17 Further, having regard to Bromberg J's remarks in CSR16 v Minister for Immigration and Border Protection [2018] FCA 474 at [41]-[42] it is also arguable that the Authority's approach to s 473DD(b)(ii) was too narrow. It may be argued that the Authority decided s 473DD(b)(ii) was not satisfied because it did not believe the Warrant was genuine, not because the Warrant was not capable of being believed.
18 It may also be argued that the Authority should have turned its mind to s 473DD(a) when considering s 473DD(b) and that the primary judge erred in finding there were no exceptional circumstances to consider. While it is clear as a matter of statutory interpretation that subparagraphs (a) and (b) of s 47DD are cumulative requirements, as the Full Court said in CQW17 at [71] a consideration of matters under subparagraph (a) may bear on determination of the matters under subparagraph (b), and vice versa.
19 The first applicant submits that the Warrant arose from his earlier failed attempt to depart from Sri Lanka which had led to him being caught by the Sri Lankan Navy. He submits that he was charged for this but again fled the country and therefore failed to attend court, and the Warrant relates to his failure to do so.
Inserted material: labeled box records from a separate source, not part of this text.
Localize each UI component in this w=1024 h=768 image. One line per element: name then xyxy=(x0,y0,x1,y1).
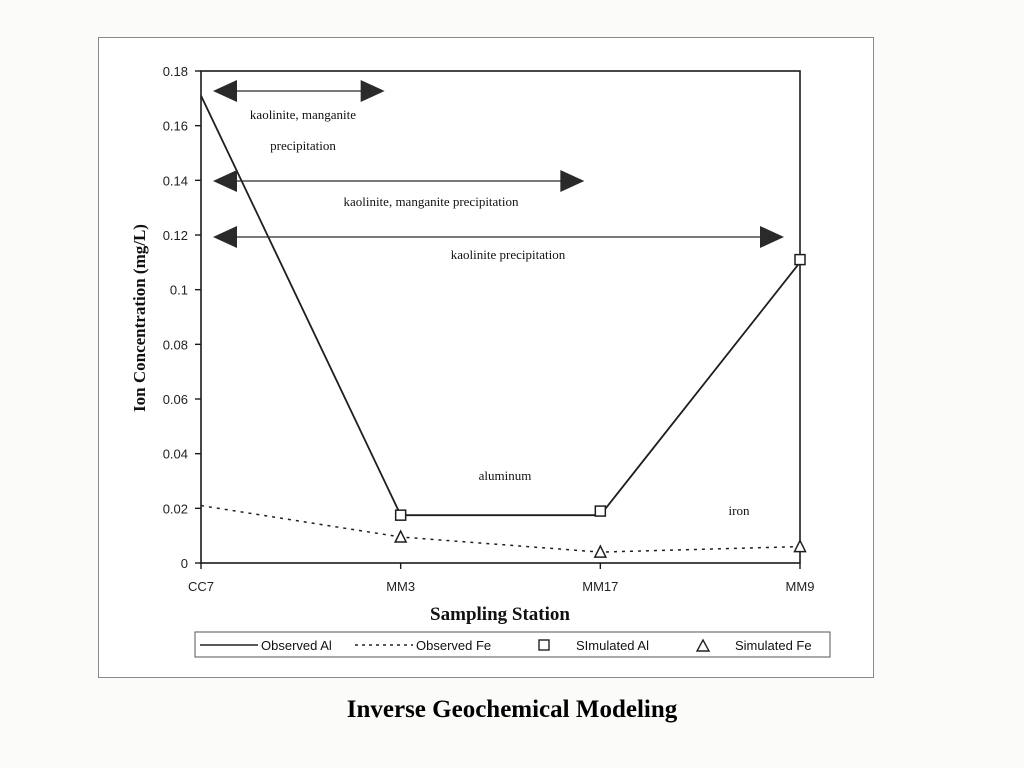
y-axis-ticks: 0 0.02 0.04 0.06 0.08 0.1 0.12 0.14 0.16 0.18 xyxy=(163,64,201,571)
legend-triangle-marker xyxy=(695,638,711,652)
series-annotation-aluminum: aluminum xyxy=(479,468,532,483)
range-arrow-1: kaolinite, manganite precipitation xyxy=(213,80,385,153)
legend-item-simulated-al: SImulated Al xyxy=(538,638,649,653)
y-tick-label: 0.12 xyxy=(163,228,188,243)
x-tick-label: MM3 xyxy=(386,579,415,594)
legend-label: Observed Al xyxy=(261,638,332,653)
range-arrowhead-right xyxy=(360,80,385,102)
y-tick-label: 0.04 xyxy=(163,447,188,462)
plot-area xyxy=(200,70,801,564)
y-tick-label: 0 xyxy=(181,556,188,571)
y-tick-label: 0.02 xyxy=(163,501,188,516)
range-arrow-3: kaolinite precipitation xyxy=(213,226,784,262)
legend-label: Simulated Fe xyxy=(735,638,812,653)
x-tick-label: MM17 xyxy=(582,579,618,594)
data-point-simulated-al xyxy=(394,509,407,521)
range-arrow-2: kaolinite, manganite precipitation xyxy=(213,170,585,209)
y-tick-label: 0.18 xyxy=(163,64,188,79)
annotation-ranges: kaolinite, manganiteprecipitationkaolini… xyxy=(213,80,784,262)
series-annotations: aluminum iron xyxy=(479,468,750,518)
legend-square-marker xyxy=(538,639,550,651)
range-arrowhead-left xyxy=(213,170,237,192)
series-layer xyxy=(200,95,807,558)
series-line-observed-fe xyxy=(200,504,801,553)
legend-item-simulated-fe: Simulated Fe xyxy=(695,638,812,653)
data-point-simulated-fe xyxy=(593,544,608,558)
legend-item-observed-fe: Observed Fe xyxy=(355,638,491,653)
legend-label: Observed Fe xyxy=(416,638,491,653)
y-tick-label: 0.14 xyxy=(163,173,188,188)
data-point-simulated-al xyxy=(594,505,607,517)
range-arrowhead-right xyxy=(560,170,585,192)
x-axis-title: Sampling Station xyxy=(430,604,570,625)
x-tick-label: MM9 xyxy=(786,579,815,594)
y-tick-label: 0.08 xyxy=(163,337,188,352)
y-tick-label: 0.06 xyxy=(163,392,188,407)
legend-item-observed-al: Observed Al xyxy=(200,638,332,653)
data-point-simulated-fe xyxy=(793,538,807,553)
slide-caption: Inverse Geochemical Modeling xyxy=(346,696,678,723)
y-tick-label: 0.16 xyxy=(163,119,188,134)
range-arrowhead-right xyxy=(760,226,784,248)
y-axis-title: Ion Concentration (mg/L) xyxy=(130,224,149,412)
range-arrowhead-left xyxy=(213,80,237,102)
x-tick-label: CC7 xyxy=(188,579,214,594)
series-line-observed-al xyxy=(200,95,801,517)
y-tick-label: 0.1 xyxy=(170,283,188,298)
range-label: precipitation xyxy=(270,138,336,153)
legend: Observed Al Observed Fe SImulated Al Sim… xyxy=(194,631,831,658)
range-label: kaolinite, manganite precipitation xyxy=(343,194,519,209)
data-point-simulated-fe xyxy=(393,529,408,543)
plot-border xyxy=(200,70,801,564)
x-axis-ticks: CC7 MM3 MM17 MM9 xyxy=(188,563,814,594)
data-point-simulated-al xyxy=(794,253,806,266)
range-label: kaolinite precipitation xyxy=(451,247,566,262)
legend-label: SImulated Al xyxy=(576,638,649,653)
series-annotation-iron: iron xyxy=(729,503,750,518)
range-label: kaolinite, manganite xyxy=(250,107,356,122)
legend-box xyxy=(194,631,831,658)
figure-frame xyxy=(98,37,874,678)
range-arrowhead-left xyxy=(213,226,237,248)
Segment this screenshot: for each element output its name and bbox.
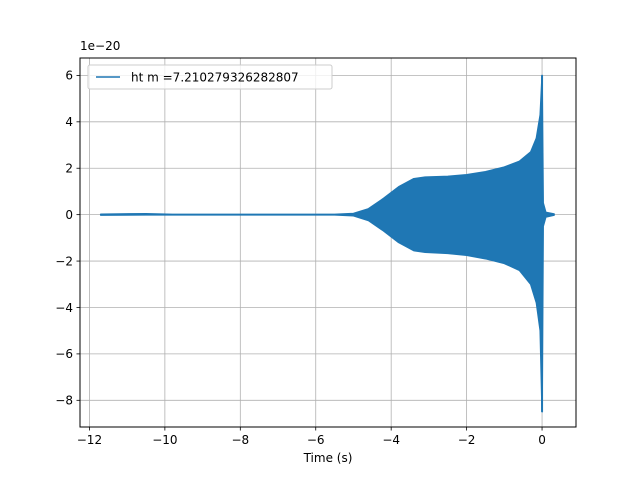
series-waveform (99, 74, 555, 413)
y-tick-label: 2 (65, 162, 73, 176)
y-tick-label: 6 (65, 69, 73, 83)
x-tick-label: −2 (458, 433, 476, 447)
y-tick-label: 4 (65, 115, 73, 129)
x-tick-label: −4 (382, 433, 400, 447)
y-tick-label: −2 (55, 254, 73, 268)
y-tick-label: −8 (55, 394, 73, 408)
x-tick-label: −6 (307, 433, 325, 447)
x-tick-label: −12 (77, 433, 102, 447)
x-tick-label: 0 (538, 433, 546, 447)
x-tick-label: −10 (152, 433, 177, 447)
x-axis-label: Time (s) (303, 451, 353, 465)
legend-label: ht m =7.210279326282807 (131, 71, 299, 85)
data-layer (99, 74, 555, 413)
legend: ht m =7.210279326282807 (87, 64, 333, 90)
legend-box (87, 64, 333, 90)
y-tick-label: −4 (55, 301, 73, 315)
x-tick-label: −8 (231, 433, 249, 447)
y-tick-label: 0 (65, 208, 73, 222)
axes-frame (79, 57, 577, 428)
y-tick-label: −6 (55, 347, 73, 361)
y-offset-label: 1e−20 (80, 39, 120, 53)
tick-layer: −12 −10 −8 −6 −4 −2 0 −8 −6 −4 −2 0 2 4 6 (55, 69, 546, 447)
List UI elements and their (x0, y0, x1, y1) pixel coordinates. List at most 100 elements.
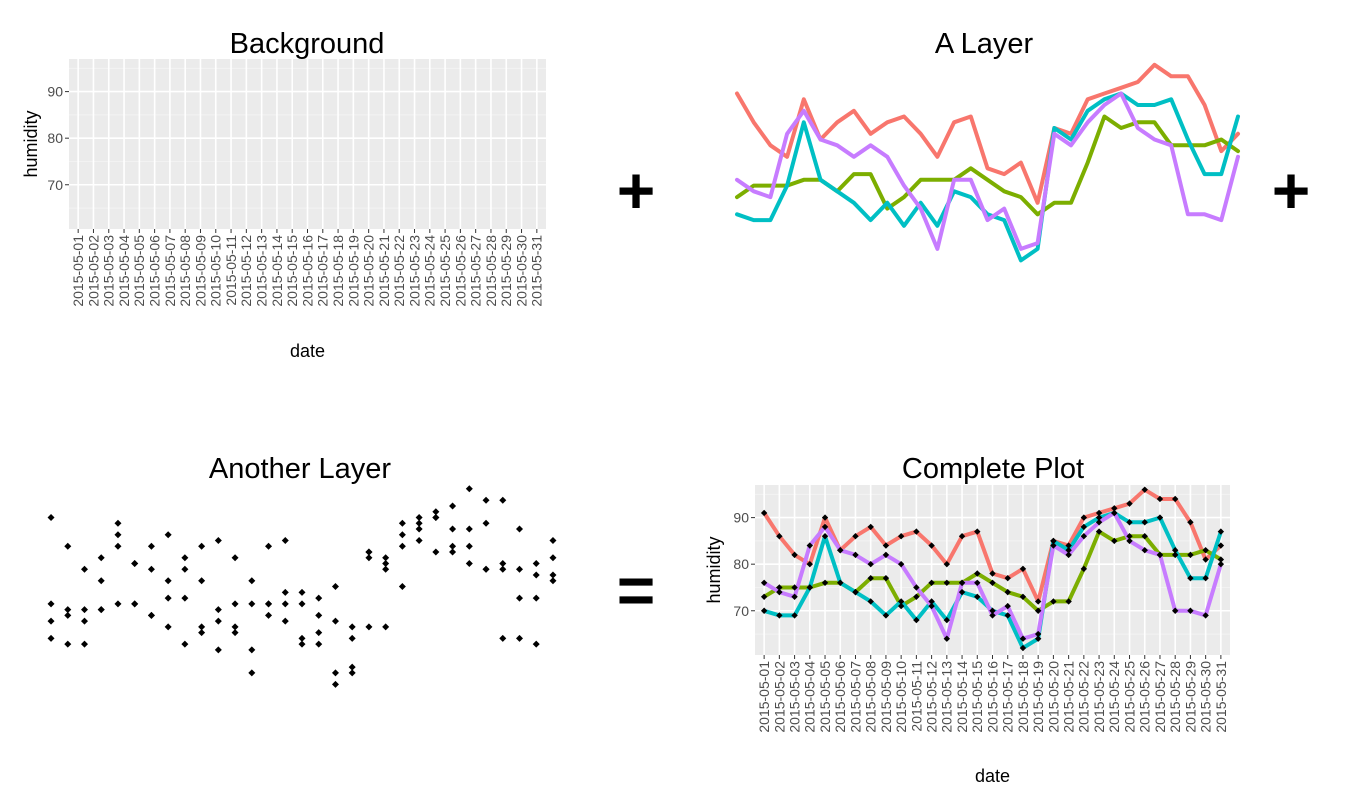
points-data-point (114, 519, 122, 527)
complete-data-point (943, 635, 951, 642)
points-data-point (449, 542, 457, 550)
complete-data-point (776, 533, 783, 540)
complete-data-point (1217, 542, 1225, 549)
points-data-point (164, 577, 172, 585)
points-data-point (499, 496, 507, 504)
points-data-point (181, 565, 189, 573)
complete-data-point (1141, 519, 1148, 526)
complete-title: Complete Plot (902, 453, 1084, 485)
points-data-point (64, 542, 72, 550)
complete-data-point (1171, 547, 1179, 554)
complete-data-point (882, 574, 890, 582)
points-data-point (47, 634, 55, 642)
complete-data-point (897, 602, 905, 610)
complete-data-point (958, 533, 966, 540)
complete-y-tick-label: 80 (733, 556, 749, 572)
background-x-tick-label: 2015-05-24 (422, 235, 438, 307)
background-x-tick-label: 2015-05-17 (315, 235, 331, 307)
complete-x-tick-label: 2015-05-20 (1045, 661, 1061, 733)
points-data-point (248, 669, 256, 677)
points-data-point (549, 554, 557, 562)
complete-data-point (760, 593, 768, 600)
complete-y-axis-title: humidity (704, 536, 724, 603)
layer-series-line-3 (735, 91, 1240, 263)
complete-data-point (1065, 598, 1072, 605)
complete-x-tick-label: 2015-05-07 (847, 661, 863, 733)
points-data-point (348, 634, 356, 642)
complete-data-point (867, 560, 874, 568)
complete-data-point (913, 584, 920, 591)
complete-data-point (1171, 551, 1179, 559)
complete-x-tick-label: 2015-05-08 (863, 661, 879, 733)
points-data-point (482, 519, 490, 527)
complete-data-point (776, 612, 783, 619)
points-data-point (47, 514, 55, 522)
complete-data-point (943, 616, 951, 624)
complete-data-point (1202, 574, 1209, 582)
complete-x-tick-label: 2015-05-18 (1015, 661, 1031, 733)
points-data-point (415, 525, 423, 533)
points-data-point (231, 600, 239, 608)
points-data-point (164, 623, 172, 631)
complete-data-point (1004, 574, 1011, 582)
plus-operator-2: + (1272, 153, 1311, 227)
points-data-point (97, 554, 105, 562)
complete-x-tick-label: 2015-05-03 (786, 661, 802, 733)
complete-data-point (882, 551, 890, 559)
complete-data-point (943, 579, 951, 587)
complete-data-point (1111, 537, 1118, 545)
points-data-point (64, 640, 72, 648)
points-data-point (499, 634, 507, 642)
complete-x-tick-label: 2015-05-28 (1167, 661, 1183, 733)
complete-data-point (958, 579, 966, 587)
complete-data-point (1141, 486, 1148, 493)
points-data-point (482, 496, 490, 504)
points-data-point (532, 640, 540, 648)
background-x-tick-label: 2015-05-15 (284, 235, 300, 307)
complete-data-point (1171, 607, 1179, 614)
complete-data-point (1019, 644, 1027, 652)
points-data-point (315, 611, 323, 619)
complete-data-point (1202, 547, 1209, 554)
points-data-point (248, 600, 256, 608)
complete-data-point (791, 551, 798, 559)
layer-panel: A Layer (735, 28, 1240, 263)
points-data-point (365, 623, 373, 631)
points-data-point (214, 606, 222, 614)
complete-data-point (821, 579, 829, 587)
points-data-point (198, 629, 206, 637)
complete-data-point (1080, 523, 1088, 531)
points-data-point (482, 565, 490, 573)
complete-data-point (1019, 635, 1027, 642)
points-data-point (147, 542, 155, 550)
background-x-tick-label: 2015-05-19 (345, 235, 361, 307)
complete-data-point (958, 588, 966, 596)
complete-x-tick-label: 2015-05-22 (1076, 661, 1092, 733)
points-data-point (315, 629, 323, 637)
points-data-point (131, 600, 139, 608)
points-data-point (147, 565, 155, 573)
complete-y-tick-label: 70 (733, 603, 749, 619)
points-data-point (281, 617, 289, 625)
complete-data-point (1217, 556, 1225, 563)
complete-data-point (867, 598, 874, 605)
complete-data-point (867, 574, 874, 582)
points-data-point (382, 623, 390, 631)
points-data-point (181, 640, 189, 648)
points-data-point (298, 600, 306, 608)
complete-data-point (791, 584, 798, 591)
complete-x-tick-label: 2015-05-05 (817, 661, 833, 733)
points-data-point (532, 560, 540, 568)
background-x-tick-label: 2015-05-08 (177, 235, 193, 307)
points-data-point (298, 634, 306, 642)
complete-x-tick-label: 2015-05-06 (832, 661, 848, 733)
points-data-point (114, 542, 122, 550)
complete-data-point (837, 547, 844, 554)
complete-data-point (974, 593, 981, 600)
points-data-point (465, 542, 473, 550)
complete-x-tick-label: 2015-05-17 (1000, 661, 1016, 733)
points-data-point (97, 577, 105, 585)
complete-data-point (897, 560, 905, 568)
complete-data-point (1111, 509, 1118, 517)
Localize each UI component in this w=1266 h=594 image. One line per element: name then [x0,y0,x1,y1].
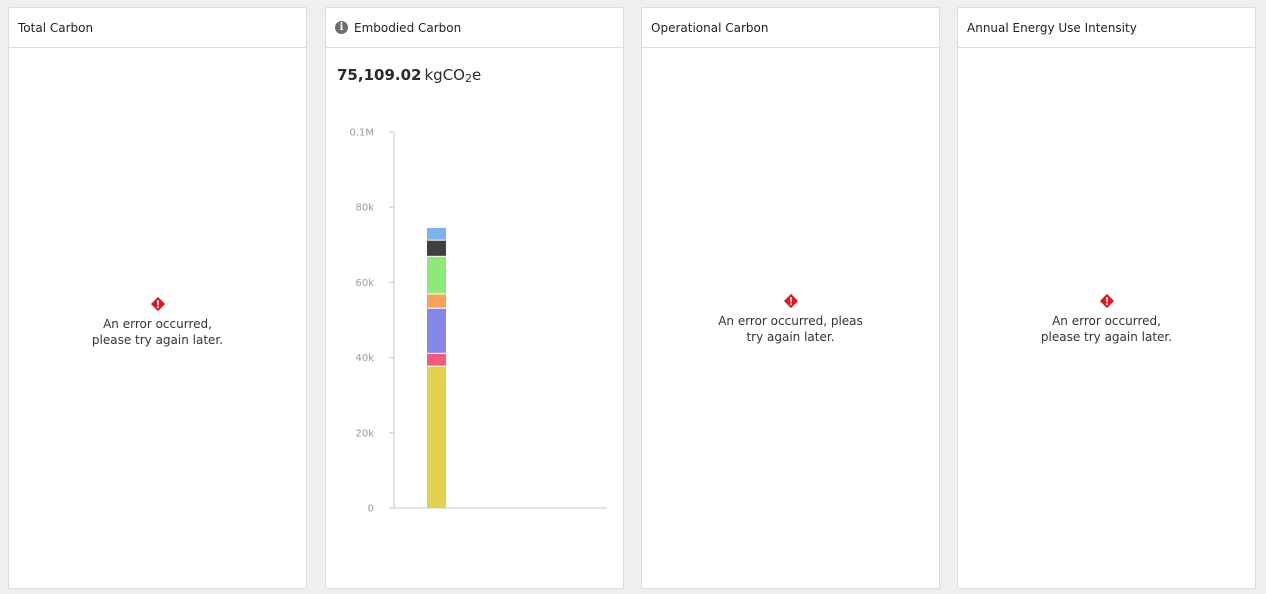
embodied-carbon-value: 75,109.02 kgCO2e [337,66,481,85]
total-carbon-card: Total Carbon An error occurred, please t… [8,7,307,589]
y-tick-label: 80k [355,203,374,214]
card-header: Annual Energy Use Intensity [958,8,1255,48]
bar-segment-3 [427,308,446,353]
card-title: Operational Carbon [651,20,769,35]
y-tick-label: 0 [368,504,374,515]
card-header: i Embodied Carbon [326,8,623,48]
error-icon [1099,293,1114,309]
bar-segment-1 [427,366,446,508]
annual-energy-use-intensity-card: Annual Energy Use Intensity An error occ… [957,7,1256,589]
embodied-carbon-card: i Embodied Carbon 75,109.02 kgCO2e 0 20k 40… [325,7,624,589]
operational-carbon-card: Operational Carbon An error occurred, pl… [641,7,940,589]
y-tick-label: 20k [355,428,374,439]
card-title: Embodied Carbon [354,20,462,35]
error-text: An error occurred, please try again late… [1040,314,1173,344]
card-header: Operational Carbon [642,8,939,48]
metric-number: 75,109.02 [337,66,422,84]
metric-unit: kgCO2e [424,66,482,85]
embodied-carbon-chart: 0 20k 40k 60k 80k 0.1M [349,128,607,515]
y-tick-label: 40k [355,353,374,364]
card-header: Total Carbon [9,8,306,48]
error-message: An error occurred, pleas try again later… [642,293,939,345]
bar-segment-2 [427,353,446,366]
error-message: An error occurred, please try again late… [958,293,1255,345]
y-tick-label: 0.1M [349,128,374,139]
card-title: Annual Energy Use Intensity [967,20,1137,35]
bar-segment-6 [427,240,446,256]
error-icon [783,293,798,309]
info-icon[interactable]: i [335,21,348,34]
error-text: An error occurred, pleas try again later… [718,314,863,344]
y-tick-label: 60k [355,278,374,289]
bar-segment-4 [427,294,446,308]
card-title: Total Carbon [18,20,94,35]
error-text: An error occurred, please try again late… [91,317,224,347]
error-message: An error occurred, please try again late… [9,296,306,348]
bar-segment-5 [427,256,446,294]
bar-segment-7 [427,227,446,240]
error-icon [150,296,165,312]
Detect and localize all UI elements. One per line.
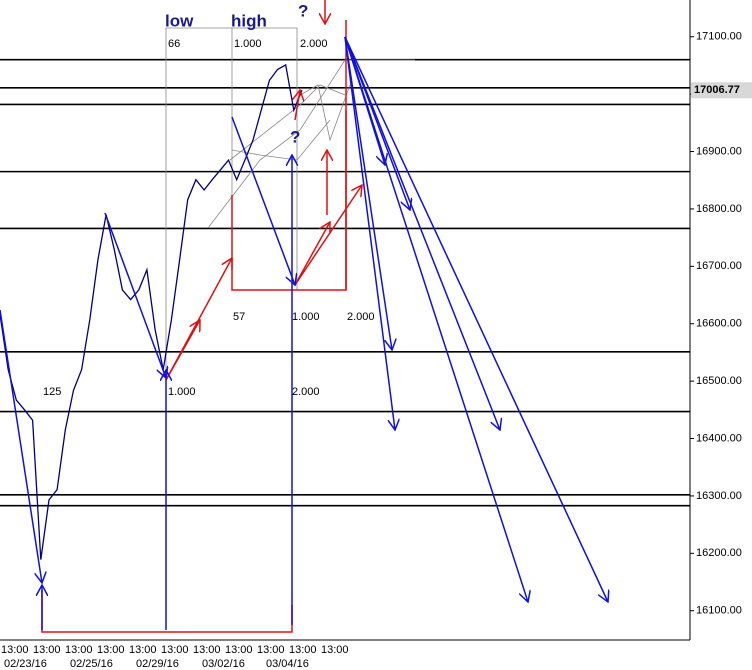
x-date-label: 02/29/16 [136,658,179,670]
y-tick-label: 17100.00 [696,31,742,43]
x-time-label: 13:00 [33,644,61,656]
x-time-label: 13:00 [129,644,157,656]
last-price-label: 17006.77 [694,84,740,96]
y-tick-label: 16900.00 [696,145,742,157]
x-time-label: 13:00 [97,644,125,656]
y-tick-label: 16700.00 [696,260,742,272]
annotation: 2.000 [300,38,328,50]
annotation: 125 [43,386,61,398]
x-time-label: 13:00 [65,644,93,656]
annotation: ? [298,1,308,20]
x-time-label: 13:00 [225,644,253,656]
x-date-label: 02/23/16 [4,658,47,670]
price-series [0,63,303,560]
x-date-label: 02/25/16 [70,658,113,670]
x-time-label: 13:00 [257,644,285,656]
blue-annotations [0,36,608,630]
annotation: 66 [168,38,180,50]
axis-labels: 16100.00 16200.00 16300.00 16400.00 16500.00… [1,31,752,670]
x-time-label: 13:00 [193,644,221,656]
x-time-label: 13:00 [289,644,317,656]
annotations: low high? 66 1.000 2.000? 57 1.000 2.000 125 1.00… [43,1,375,397]
last-price-box [691,82,752,99]
x-time-label: 13:00 [1,644,29,656]
annotation: 2.000 [292,386,320,398]
y-tick-label: 16600.00 [696,318,742,330]
annotation: ? [290,127,300,146]
annotation: 1.000 [292,311,320,323]
y-tick-label: 16500.00 [696,375,742,387]
horizontal-levels [0,58,690,507]
x-time-label: 13:00 [321,644,349,656]
x-date-label: 03/04/16 [266,658,309,670]
x-time-label: 13:00 [161,644,189,656]
y-tick-label: 16400.00 [696,432,742,444]
fib-grey-lines [165,27,415,380]
annotation: 57 [233,311,245,323]
annotation: 1.000 [168,386,196,398]
y-tick-label: 16300.00 [696,490,742,502]
y-tick-label: 16800.00 [696,203,742,215]
price-line [0,63,303,560]
annotation: 1.000 [234,38,262,50]
x-date-label: 03/02/16 [202,658,245,670]
annotation: 2.000 [347,311,375,323]
annotation: high [231,11,267,30]
y-tick-label: 16100.00 [696,605,742,617]
y-tick-label: 16200.00 [696,547,742,559]
annotation: low [165,11,194,30]
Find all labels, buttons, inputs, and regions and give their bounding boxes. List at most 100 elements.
It is arguable that these were exceptional circumstances which were raised but not dealt with by the Authority, and that the existence of such exceptional circumstances could have informed the Authority's consideration of the matters in subparagraph (b).
20 Ground 11 of the draft notice of appeal is as follows:
The FCC failed to find that IAA erred in not understanding the evidence given by the Applicant 2 [the applicant wife] that the Applicant 2 was assaulted and raped on three separate occasions, the IAA conflating evidence and incorrectly concluding that the Applicant 2 was not raped and the allegations were fabricated to enhance her claim for protection.
21 This proposed ground of appeal may well be weaker than Ground 9, but in my view there is sufficient doubt to warrant a grant of leave to appeal.
22 The fifth applicant submits that the Authority misapprehended or misunderstood her evidence about the timing and circumstances of the occasion (or, as she says, occasions) on which she says she was assaulted and/or raped by members of the Sri Lankan army, and that her evidence was not inconsistent in the way the Authority found.
23 The fifth applicant's submissions invited a review of the various statements by her at different stages of the visa application process but the Court Book containing those statements is not before the Court in the application for leave to appeal, and it is impossible to give detailed consideration to that submission. I take the view that the submissions cast sufficient doubt on the correctness of the Authority's decision to justify a grant of leave so that the Court can properly consider the statements, and in particular whether the Authority's finding was open on the evidence.
I certify that the preceding twenty-three (23) numbered paragraphs are a true copy of the Reasons for Judgment herein of the Honourable Justice Murphy.